I see that I am truly cursed: the hard years of detention and suffering were not enough, and now, even in old age, my life has become a nightmare.”
Traian Neamțu, president of the Association of Former Political Prisoners of Romania, Cluj branch (editor’s note – also passed away in 2019), recalls: “I was together with Victor Maghear, as a prisoner, in Balta Brăilei, at Stoenești and at Grădina, between 1959 and 1960. Moreover, I worked in the same colony, brigade, and team with him, building the flood protection dyke, which had a base of 40 meters and a height of 7. There we consumed our days, and dozens of people died before our eyes. We had to carry them on our backs back to the colony after they died.
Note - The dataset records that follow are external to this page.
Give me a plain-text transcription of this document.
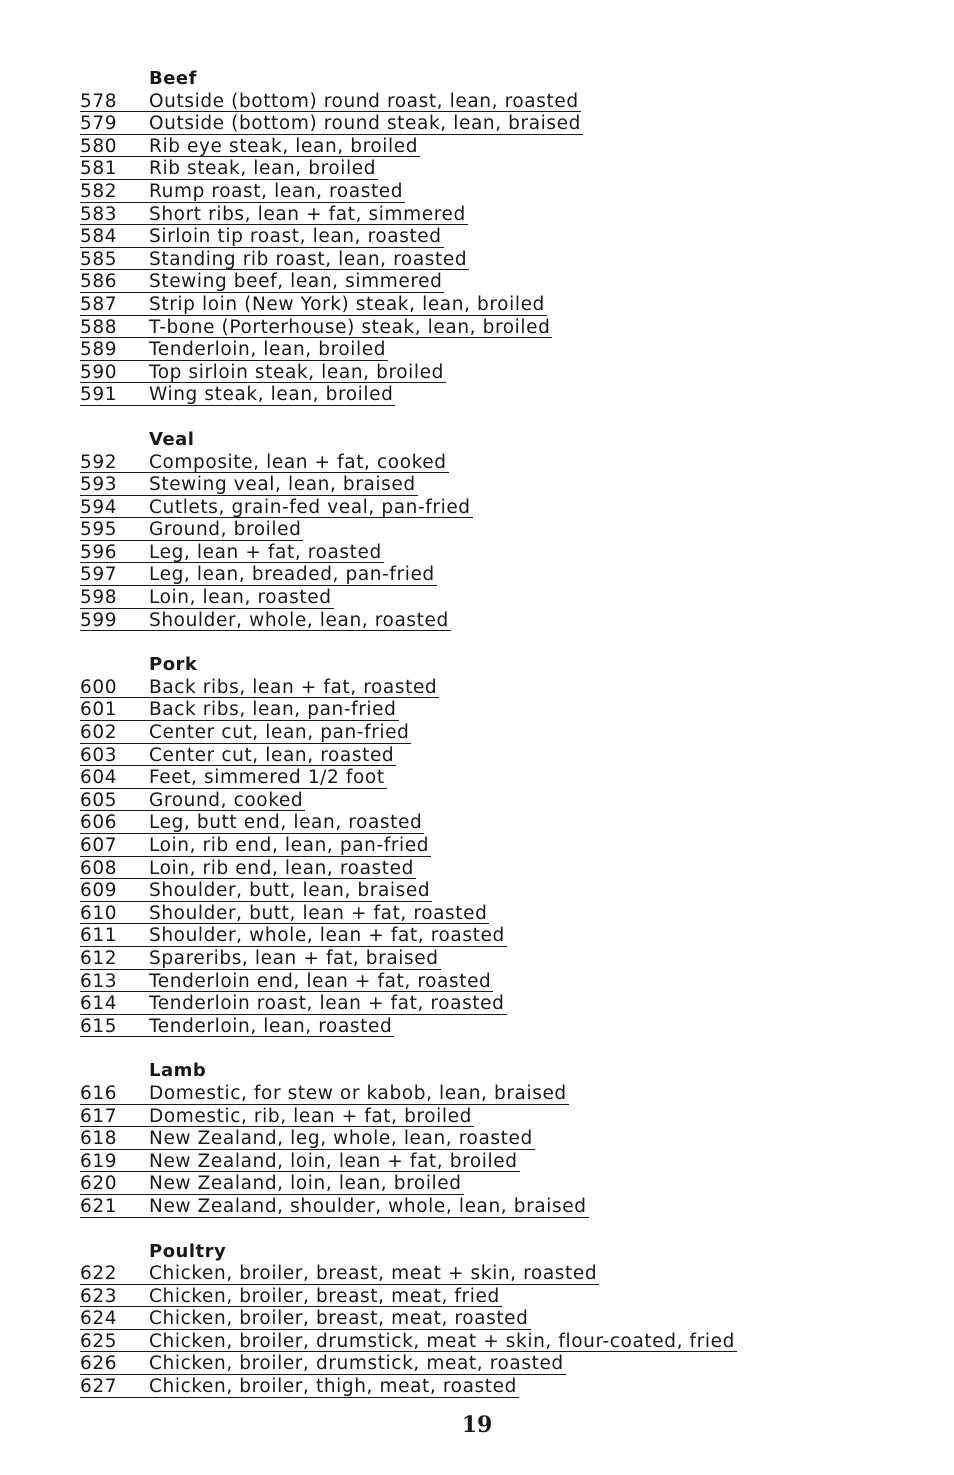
Beef
578 Outside (bottom) round roast, lean, roasted
579 Outside (bottom) round steak, lean, braised
580 Rib eye steak, lean, broiled
581 Rib steak, lean, broiled
582 Rump roast, lean, roasted
583 Short ribs, lean + fat, simmered
584 Sirloin tip roast, lean, roasted
585 Standing rib roast, lean, roasted
586 Stewing beef, lean, simmered
587 Strip loin (New York) steak, lean, broiled
588 T-bone (Porterhouse) steak, lean, broiled
589 Tenderloin, lean, broiled
590 Top sirloin steak, lean, broiled
591 Wing steak, lean, broiled
Veal
592 Composite, lean + fat, cooked
593 Stewing veal, lean, braised
594 Cutlets, grain-fed veal, pan-fried
595 Ground, broiled
596 Leg, lean + fat, roasted
597 Leg, lean, breaded, pan-fried
598 Loin, lean, roasted
599 Shoulder, whole, lean, roasted
Pork
600 Back ribs, lean + fat, roasted
601 Back ribs, lean, pan-fried
602 Center cut, lean, pan-fried
603 Center cut, lean, roasted
604 Feet, simmered 1/2 foot
605 Ground, cooked
606 Leg, butt end, lean, roasted
607 Loin, rib end, lean, pan-fried
608 Loin, rib end, lean, roasted
609 Shoulder, butt, lean, braised
610 Shoulder, butt, lean + fat, roasted
611 Shoulder, whole, lean + fat, roasted
612 Spareribs, lean + fat, braised
613 Tenderloin end, lean + fat, roasted
614 Tenderloin roast, lean + fat, roasted
615 Tenderloin, lean, roasted
Lamb
616 Domestic, for stew or kabob, lean, braised
617 Domestic, rib, lean + fat, broiled
618 New Zealand, leg, whole, lean, roasted
619 New Zealand, loin, lean + fat, broiled
620 New Zealand, loin, lean, broiled
621 New Zealand, shoulder, whole, lean, braised
Poultry
622 Chicken, broiler, breast, meat + skin, roasted
623 Chicken, broiler, breast, meat, fried
624 Chicken, broiler, breast, meat, roasted
625 Chicken, broiler, drumstick, meat + skin, flour-coated, fried
626 Chicken, broiler, drumstick, meat, roasted
627 Chicken, broiler, thigh, meat, roasted
19
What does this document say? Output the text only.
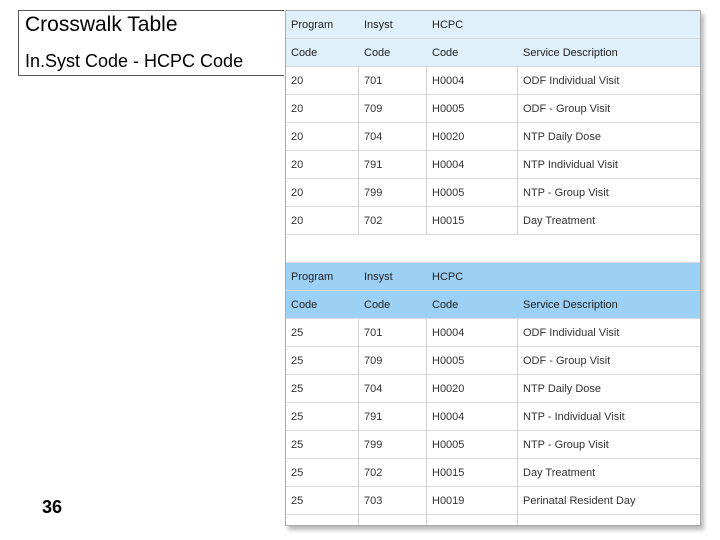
Crosswalk Table
In.Syst Code - HCPC Code
36
Program	Insyst	HCPC
Code	Code	Code	Service Description
20	701	H0004	ODF Individual Visit
20	709	H0005	ODF - Group Visit
20	704	H0020	NTP Daily Dose
20	791	H0004	NTP Individual Visit
20	799	H0005	NTP - Group Visit
20	702	H0015	Day Treatment
Program	Insyst	HCPC
Code	Code	Code	Service Description
25	701	H0004	ODF Individual Visit
25	709	H0005	ODF - Group Visit
25	704	H0020	NTP Daily Dose
25	791	H0004	NTP - Individual Visit
25	799	H0005	NTP - Group Visit
25	702	H0015	Day Treatment
25	703	H0019	Perinatal Resident Day
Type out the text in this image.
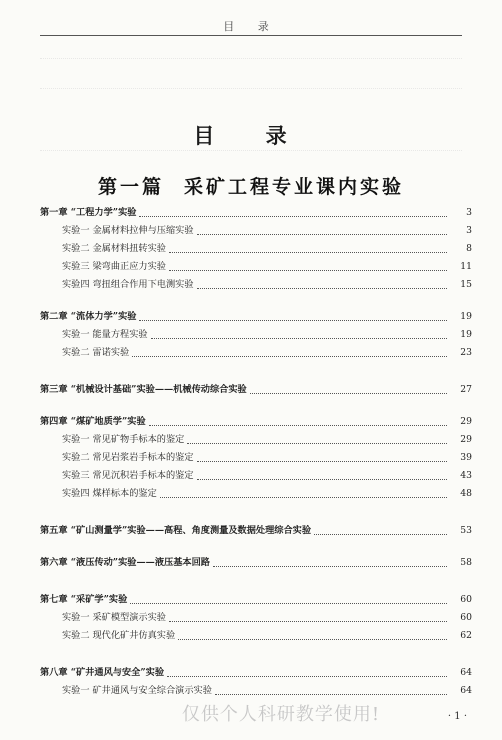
目 录
目 录
第一篇 采矿工程专业课内实验
第一章 “工程力学”实验	3
实验一 金属材料拉伸与压缩实验	3
实验二 金属材料扭转实验	8
实验三 梁弯曲正应力实验	11
实验四 弯扭组合作用下电测实验	15
第二章 “流体力学”实验	19
实验一 能量方程实验	19
实验二 雷诺实验	23
第三章 “机械设计基础”实验——机械传动综合实验	27
第四章 “煤矿地质学”实验	29
实验一 常见矿物手标本的鉴定	29
实验二 常见岩浆岩手标本的鉴定	39
实验三 常见沉积岩手标本的鉴定	43
实验四 煤样标本的鉴定	48
第五章 “矿山测量学”实验——高程、角度测量及数据处理综合实验	53
第六章 “液压传动”实验——液压基本回路	58
第七章 “采矿学”实验	60
实验一 采矿模型演示实验	60
实验二 现代化矿井仿真实验	62
第八章 “矿井通风与安全”实验	64
实验一 矿井通风与安全综合演示实验	64
仅供个人科研教学使用!	· 1 ·
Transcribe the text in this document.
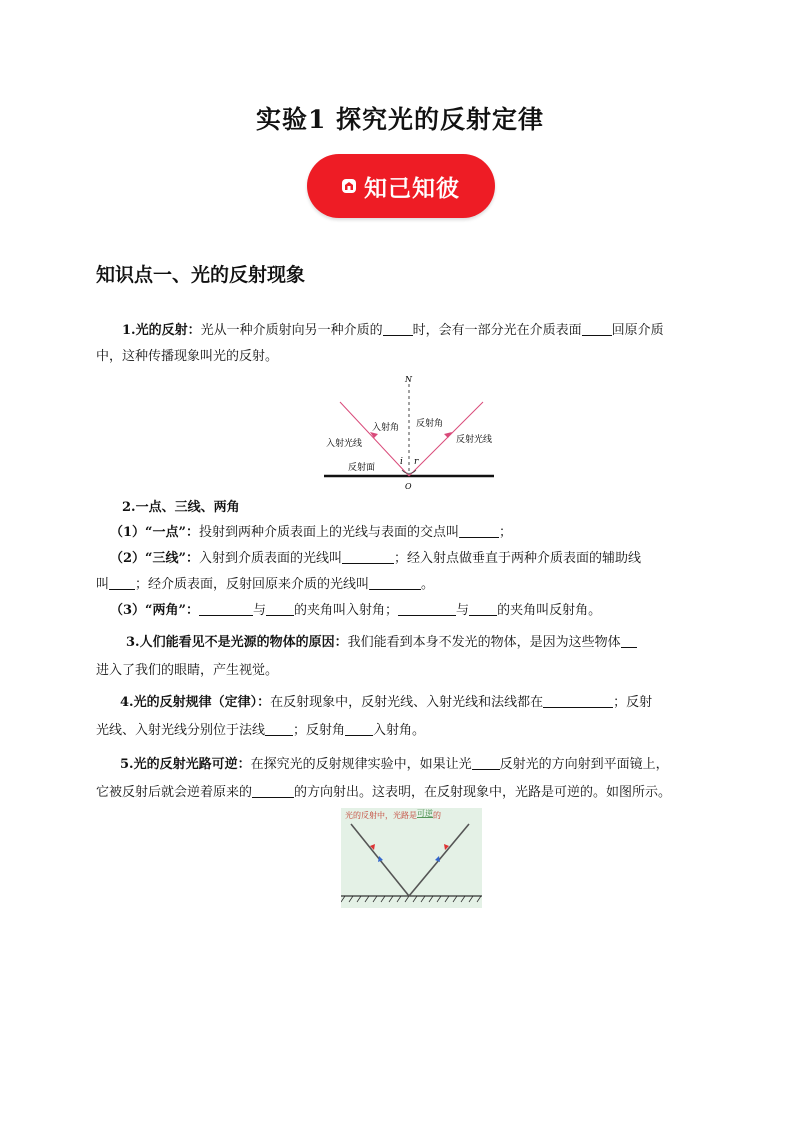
实验1 探究光的反射定律
知己知彼
知识点一、光的反射现象
1.光的反射：光从一种介质射向另一种介质的 时，会有一部分光在介质表面 回原介质
中，这种传播现象叫光的反射。
N
入射角 反射角
入射光线	反射光线
反射面
i r
O
2.一点、三线、两角
（1）“一点”：投射到两种介质表面上的光线与表面的交点叫	；
（2）“三线”：入射到介质表面的光线叫	；经入射点做垂直于两种介质表面的辅助线
叫 ；经介质表面，反射回原来介质的光线叫	。
（3）“两角”：	与 的夹角叫入射角；	与 的夹角叫反射角。
3.人们能看见不是光源的物体的原因：我们能看到本身不发光的物体，是因为这些物体
进入了我们的眼睛，产生视觉。
4.光的反射规律（定律）：在反射现象中，反射光线、入射光线和法线都在	；反射
光线、入射光线分别位于法线 ；反射角 入射角。
5.光的反射光路可逆：在探究光的反射规律实验中，如果让光 反射光的方向射到平面镜上，
它被反射后就会逆着原来的	的方向射出。这表明，在反射现象中，光路是可逆的。如图所示。
光的反射中，光路是可逆的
Victor was one of the prisoners who did not strive to fulfill quotas, because he fought by any means against communism. He had great strength of character; you could always count on him. I remember once he caught a brigade leader informing on fellow prisoners for a double food portion. Victor beat him nearly to death — a source of joy for all of us.”
(2009)
Article published in the volume LIFE WORKS WITH OTHER DATA, EIKON Publishing House, Cluj-Napoca, 2010.